本申请涉及人工智能技术领域,尤其涉及一种会议分角色语音合成方法、装置、计算机设备和存储介质。该方法包括:获取用户输入的参会人员信息及与麦克风的关联关系;通过多个麦克风接收多条语音流,分别将每条语音流进行断点检测,截取多条有效语音流,将多条有效语音流、音频开始时间、音频长度、关联的参会人员信息一起进行保存;将多条有效语音流合成一段音频信息,将音频开始时间、音频长度、对应的参会人员信息合并成一段角色信息,将音频信息和角色信息一起定义为会议音频进行保存。本申请通过对会议室麦克风对应设置参会人员信息,对每段音频都对应参会人员信息,能容易确定会议过程中所有发言人的发言内容。

Description

会议分角色语音合成方法、装置、计算机设备和存储介质
本申请要求于2019年05月21日提交中国专利局、申请号为201910424720.3、发明申请名称为“会议分角色语音合成方法、装置、计算机设备和存储介质”的中国专利申请的优先权,其全部内容通过引用结合在本申请中。
技术领域
本申请涉及人工智能技术领域,尤其涉及一种会议分角色语音合成方法、装置、计算机设备和存储介质。
背景技术
多媒体会议作为一种经济高效的会议解决方案,逐步在企业得到越来越多的应用,大大提高了人们沟通、协作的效率。会议作为一种多人交流的手段,会议记录往往是必要的,对于多媒体会议来讲,多媒体会议的录音就是一种会议记录的形式。例如,用户在参加会议的过程中,有其他事件需要暂时离开会议,但是又不想错过会议中的某些会议参与者的重要发言的情况下,或者用户想要对会议中某些会议参与者的发言进行录音时,就需要启动会议录音,对会议进行记录。
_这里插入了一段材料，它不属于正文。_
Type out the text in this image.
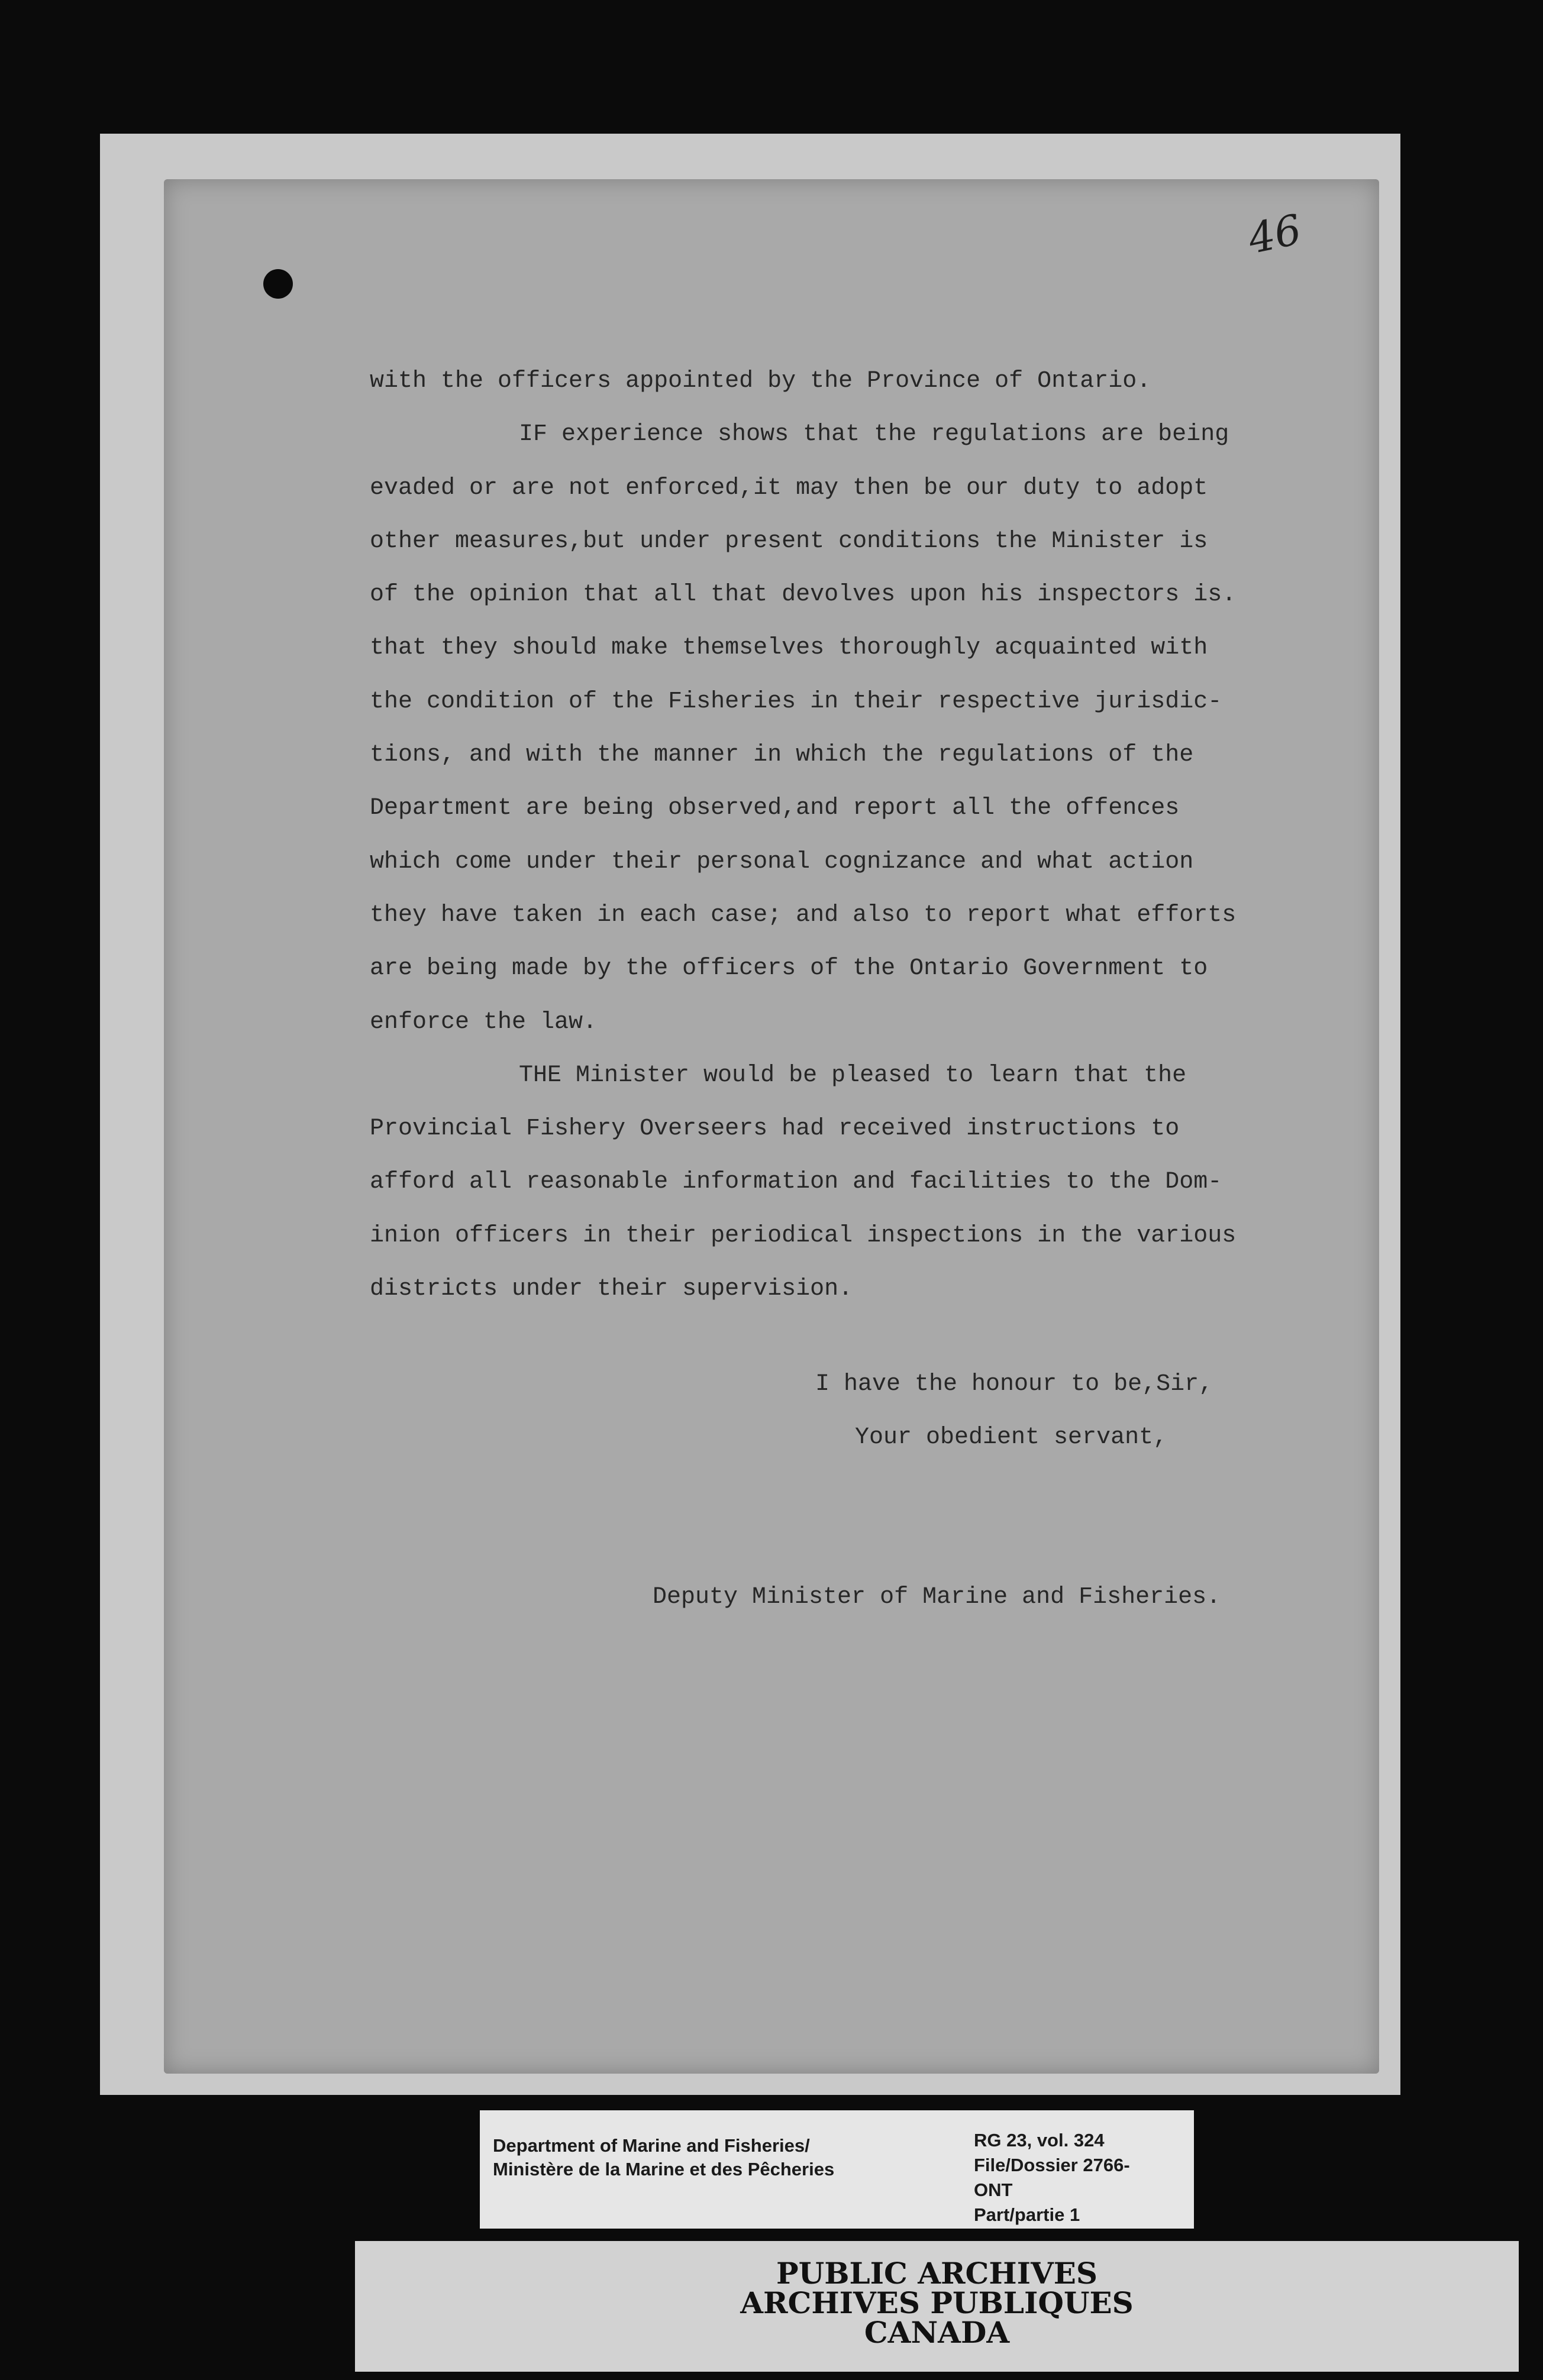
46
with the officers appointed by the Province of Ontario.
IF experience shows that the regulations are being
evaded or are not enforced,it may then be our duty to adopt
other measures,but under present conditions the Minister is
of the opinion that all that devolves upon his inspectors is.
that they should make themselves thoroughly acquainted with
the condition of the Fisheries in their respective jurisdic-
tions, and with the manner in which the regulations of the
Department are being observed,and report all the offences
which come under their personal cognizance and what action
they have taken in each case; and also to report what efforts
are being made by the officers of the Ontario Government to
enforce the law.
THE Minister would be pleased to learn that the
Provincial Fishery Overseers had received instructions to
afford all reasonable information and facilities to the Dom-
inion officers in their periodical inspections in the various
districts under their supervision.
I have the honour to be,Sir,
Your obedient servant,
Deputy Minister of Marine and Fisheries.
Department of Marine and Fisheries/
Ministère de la Marine et des Pêcheries
RG 23, vol. 324
File/Dossier 2766-
ONT
Part/partie 1
PUBLIC ARCHIVES
ARCHIVES PUBLIQUES
CANADA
但是目前的会议录音一般都是针对整个会议过程的,也就是说,在会议过程中,如果启动了录音,会对会议中所有人的发言进行录音,无法针对会议中指定参与者进行录音,也无法区分参与者角色进行录音,当用户想要记录会议主要发言人的发言时,只能从对会议中所有人的发言的录音中对发言进行整理,以获取需要的发言内容,这就导致用户后续需要花费过多的时间去整理会议录音,为用户带来不便。
发明内容
有鉴于此,有必要针对会议录音时无法区分角色保存音频文件的问题,提供一种会议分角色语音合成方法、装置、计算机设备和存储介质。
一种会议分角色语音合成方法,包括:
获取用户输入的参会人员信息及与麦克风的关联关系,每个所述参会人员 关联一个所述麦克风;
接收开始录音信号,开启多个所述麦克风,通过多个所述麦克风接收多条语音流,分别将每条所述语音流进行断点检测,截取多条有效语音流,将多条所述有效语音流、所述有效语音流对应的音频开始时间、音频长度、关联的参会人员信息一起进行保存,直至接收到结束录音信号,关闭多个所述麦克风;
按照所述音频开始时间顺序,从时间最早开始,将多条所述有效语音流合成一段音频信息,按照所述音频开始时间顺序,将所述音频开始时间、所述音频长度、所述对应的参会人员信息合并成一段角色信息,将所述音频信息中所述有效语音流与所述角色信息中对应的所述音频开始时间进行映射后,将所述音频信息和所述角色信息一起定义为会议音频进行保存。
一种会议分角色语音合成装置,包括:
获取信息模块,设置为获取用户输入的参会人员信息及与麦克风的关联关系,每个所述参会人员关联一个所述麦克风;
接收并保存语音流模块,设置为接收开始录音信号,开启多个所述麦克风,通过多个所述麦克风接收多条语音流,分别将每条所述语音流进行断点检测,截取多条有效语音流,将多条所述有效语音流、所述有效语音流对应的音频开始时间、音频长度、关联的参会人员信息一起进行保存,直至接收到结束录音信号,关闭多个所述麦克风;
生成会议音频模块,设置为按照所述音频开始时间顺序,从时间最早开始,将多条所述有效语音流合成一段音频信息,按照所述音频开始时间顺序,将所述音频开始时间、所述音频长度、所述对应的参会人员信息合并成一段角色信息,将所述音频信息中所述有效语音流与所述角色信息中对应的所述音频开始时间进行映射后,将所述音频信息和所述角色信息一起定义为会议音频进行保存。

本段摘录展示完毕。